A major priority for the Company will be the initiation of exploration work along established mineral trends within the Buckreef Project area. Of particular interest is the Buckreef Eastern Porphyry area where the potential to establish additional resources along a continuous mineralized zone that is known to extend for at least 300 metres has yet to be fully evaluated.Significant drill intercepts reported by previous operators within the Eastern Porphyry area included 3.0 metres grading 22 g/t gold from RAB drilling. RC drilling at an average depth of 115 metres returned a peak grade of 18 metres averaging 6.58 g/t gold, 4.0 metres averaging 2.07 g/t gold, 3.0 metres grading 2.18 g/t gold, 2.0 metres averaging 8.81 g/t gold, and 5.0 metres grading 1.35g/t gold. Each Unit consists of one common share (“Common Shares”) of the Company and one Common Share purchase warrant (“Warrants”) exercisable at a price of US$7.00 per warrant share for a period of two years following closing of the Offering. The Units will be offered by way of a short form prospectus in the Provinces of British Columbia, Ontario and Alberta and will be offered in the United States pursuant to a registration statement filed under the multi-jurisdictional disclosure system. The Offering is expected to close on July 18, 2011, and is subject to regulatory and listing approval. In consideration for the services to be rendered by the Underwriter under the Offering, the Underwriter will receive a cash commission of 7% of the gross proceeds of the Offering and compensation warrants entitling the Underwriter to purchase, in the aggregate, that number of Common Shares that is equal to 7% of the aggregate number of Units sold pursuant to the Offering. A registration statement relating to these securities has been filed with the Securities and Exchange Commission but has not yet become effective. These securities may not be sold, nor may offers to buy be accepted, prior to the time the registration statement becomes effective. This release shall not constitute an offer to sell or the solicitation of an offer to buy, nor shall there be any sale of these securities, in any state or jurisdiction in which such offer, solicitation or sale would be unlawful prior to registration or qualification under the securities laws of any such state or jurisdiction.
Qualified PersonThe Company’s Qualified Person, Mr. Peter Zizhou, has reviewed and approved the contents of this news release. Mr. Zizhou is the Exploration Manager of Tanzanian Royalty Exploration Corporation Limited. He has a Master of Science (Exploration Geology) degree from the University of Zimbabwe (2000) and is a registered scientist with SACNASP (Reg. No. 400028/08). Respectfully submitted, “Joseph Kahama” Joseph KahamaPresident For further information, please contact Investor Relations at 1-800-811-3855 or visit our website: www.TanzanianRoyalty.com The Toronto Stock Exchange and NYSE Amex Equities have not reviewed and do not accept responsibility for the adequacy or accuracy of this release.

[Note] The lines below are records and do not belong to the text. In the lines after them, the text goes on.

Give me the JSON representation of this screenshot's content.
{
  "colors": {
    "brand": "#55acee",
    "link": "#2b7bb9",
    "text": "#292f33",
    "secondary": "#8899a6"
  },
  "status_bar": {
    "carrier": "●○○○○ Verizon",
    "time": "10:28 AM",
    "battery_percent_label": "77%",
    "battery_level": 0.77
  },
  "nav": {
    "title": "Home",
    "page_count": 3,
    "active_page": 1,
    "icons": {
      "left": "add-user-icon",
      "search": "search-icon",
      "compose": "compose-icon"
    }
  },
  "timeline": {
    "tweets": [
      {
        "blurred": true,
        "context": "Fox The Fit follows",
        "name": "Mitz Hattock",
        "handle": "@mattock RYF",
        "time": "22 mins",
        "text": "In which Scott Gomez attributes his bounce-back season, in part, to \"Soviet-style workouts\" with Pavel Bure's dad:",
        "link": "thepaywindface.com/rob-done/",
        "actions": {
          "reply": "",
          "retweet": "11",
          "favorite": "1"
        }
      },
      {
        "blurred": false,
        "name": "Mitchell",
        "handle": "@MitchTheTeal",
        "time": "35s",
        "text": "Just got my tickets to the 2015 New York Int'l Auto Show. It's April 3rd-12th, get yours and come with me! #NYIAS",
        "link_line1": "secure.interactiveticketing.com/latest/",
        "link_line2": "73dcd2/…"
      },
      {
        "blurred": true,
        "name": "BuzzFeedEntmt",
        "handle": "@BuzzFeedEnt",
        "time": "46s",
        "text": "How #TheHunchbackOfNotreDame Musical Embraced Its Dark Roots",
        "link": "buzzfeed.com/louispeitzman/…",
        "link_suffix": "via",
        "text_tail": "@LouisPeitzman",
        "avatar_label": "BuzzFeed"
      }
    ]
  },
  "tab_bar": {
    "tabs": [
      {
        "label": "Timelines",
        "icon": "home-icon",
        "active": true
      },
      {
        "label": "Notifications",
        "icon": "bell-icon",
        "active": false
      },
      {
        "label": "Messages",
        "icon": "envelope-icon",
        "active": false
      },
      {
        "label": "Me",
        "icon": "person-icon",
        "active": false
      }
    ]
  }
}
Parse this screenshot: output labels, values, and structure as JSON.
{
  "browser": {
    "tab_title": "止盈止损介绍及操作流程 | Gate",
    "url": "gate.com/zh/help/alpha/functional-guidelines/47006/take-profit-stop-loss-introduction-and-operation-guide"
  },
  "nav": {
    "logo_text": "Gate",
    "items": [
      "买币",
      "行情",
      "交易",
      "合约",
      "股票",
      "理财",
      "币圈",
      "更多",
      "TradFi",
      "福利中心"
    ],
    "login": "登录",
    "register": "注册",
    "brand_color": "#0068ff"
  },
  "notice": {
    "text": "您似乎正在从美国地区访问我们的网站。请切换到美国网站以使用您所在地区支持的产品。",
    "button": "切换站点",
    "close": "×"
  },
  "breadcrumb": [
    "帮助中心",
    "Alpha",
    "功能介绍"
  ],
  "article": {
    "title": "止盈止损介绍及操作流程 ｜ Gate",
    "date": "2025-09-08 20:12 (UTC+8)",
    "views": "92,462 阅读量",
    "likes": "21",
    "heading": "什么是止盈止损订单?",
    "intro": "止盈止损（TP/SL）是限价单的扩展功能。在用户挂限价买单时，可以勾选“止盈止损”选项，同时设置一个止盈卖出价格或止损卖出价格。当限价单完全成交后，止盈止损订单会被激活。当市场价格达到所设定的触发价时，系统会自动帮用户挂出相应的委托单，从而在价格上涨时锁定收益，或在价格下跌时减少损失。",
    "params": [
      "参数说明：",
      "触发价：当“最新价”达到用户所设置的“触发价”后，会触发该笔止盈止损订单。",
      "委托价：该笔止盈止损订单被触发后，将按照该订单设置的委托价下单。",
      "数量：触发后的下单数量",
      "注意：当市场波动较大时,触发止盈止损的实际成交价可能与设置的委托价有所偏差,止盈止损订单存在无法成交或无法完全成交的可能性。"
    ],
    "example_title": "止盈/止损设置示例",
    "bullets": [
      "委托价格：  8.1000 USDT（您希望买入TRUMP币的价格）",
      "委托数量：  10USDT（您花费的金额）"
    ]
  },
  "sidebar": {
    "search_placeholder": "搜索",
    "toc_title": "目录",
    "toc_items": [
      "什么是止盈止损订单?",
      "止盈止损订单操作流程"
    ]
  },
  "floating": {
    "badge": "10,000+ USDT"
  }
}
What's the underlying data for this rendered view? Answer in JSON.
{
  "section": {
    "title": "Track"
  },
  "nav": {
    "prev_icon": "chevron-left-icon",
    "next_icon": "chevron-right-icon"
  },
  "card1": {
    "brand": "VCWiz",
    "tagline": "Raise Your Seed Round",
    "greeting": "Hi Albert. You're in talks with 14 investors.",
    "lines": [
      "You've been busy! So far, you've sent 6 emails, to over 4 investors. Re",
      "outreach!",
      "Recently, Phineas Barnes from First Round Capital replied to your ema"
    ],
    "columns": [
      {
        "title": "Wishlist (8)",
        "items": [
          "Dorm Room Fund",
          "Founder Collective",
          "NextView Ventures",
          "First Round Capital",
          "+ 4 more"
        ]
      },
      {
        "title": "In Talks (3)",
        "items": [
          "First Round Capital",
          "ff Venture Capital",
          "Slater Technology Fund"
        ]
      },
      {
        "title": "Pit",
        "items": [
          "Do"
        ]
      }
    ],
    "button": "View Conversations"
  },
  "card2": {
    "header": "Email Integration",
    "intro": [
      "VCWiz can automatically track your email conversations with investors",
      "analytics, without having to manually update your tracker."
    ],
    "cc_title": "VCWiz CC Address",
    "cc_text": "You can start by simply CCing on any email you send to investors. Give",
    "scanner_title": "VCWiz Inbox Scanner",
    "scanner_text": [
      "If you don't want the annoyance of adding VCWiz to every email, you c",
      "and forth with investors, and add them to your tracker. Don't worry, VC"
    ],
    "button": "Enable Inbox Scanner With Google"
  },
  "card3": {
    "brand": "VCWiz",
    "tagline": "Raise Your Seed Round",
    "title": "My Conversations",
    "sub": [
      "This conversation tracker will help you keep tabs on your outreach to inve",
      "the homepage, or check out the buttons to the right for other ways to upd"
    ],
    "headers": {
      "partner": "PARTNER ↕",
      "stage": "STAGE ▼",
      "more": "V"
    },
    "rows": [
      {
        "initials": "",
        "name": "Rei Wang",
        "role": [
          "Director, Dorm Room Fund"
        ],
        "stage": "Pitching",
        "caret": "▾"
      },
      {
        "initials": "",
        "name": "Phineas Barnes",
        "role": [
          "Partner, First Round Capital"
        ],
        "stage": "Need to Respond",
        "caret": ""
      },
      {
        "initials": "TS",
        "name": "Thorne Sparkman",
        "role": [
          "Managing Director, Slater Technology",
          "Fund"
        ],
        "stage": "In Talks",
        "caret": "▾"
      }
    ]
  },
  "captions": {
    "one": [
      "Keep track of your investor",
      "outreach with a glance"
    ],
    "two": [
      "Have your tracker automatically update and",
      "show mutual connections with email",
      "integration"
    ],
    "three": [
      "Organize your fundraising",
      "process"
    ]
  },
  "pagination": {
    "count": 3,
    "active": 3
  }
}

Cautionary Note to U.S. Investors - The United States Securities and Exchange Commission limits disclosure for U.S. reporting purposes to mineral deposits that a company can economically and legally extract or produce. We use certain terms on this news release, such as “reserves”, “resources”, “geologic resources”, “proven”, “probable”, "measured", "indicated", or "inferred" which may not be consistent with the reserve definitions established by the SEC. U.S. Investors are urged to consider closely the disclosure in our Form 20-F, File No. 001-32500. You can review and obtain copies of these filings from the SEC's website at http://www.sec.gov/edgar.shtml . This news release contains certain forward-looking statements and forward-looking information. All statements, other than statements of historical fact, included herein are forward-looking statements and forward-looking information that involve various risks and uncertainties. There can be no assurance that such statements will prove to be accurate, and actual results and future events could differ materially from those anticipated in such statements. Important factors that could cause actual results to differ materially from the Company's expectations are disclosed in the Company's documents filed from time-to-time with the British Columbia, Alberta and Ontario provincial securities regulatory authorities.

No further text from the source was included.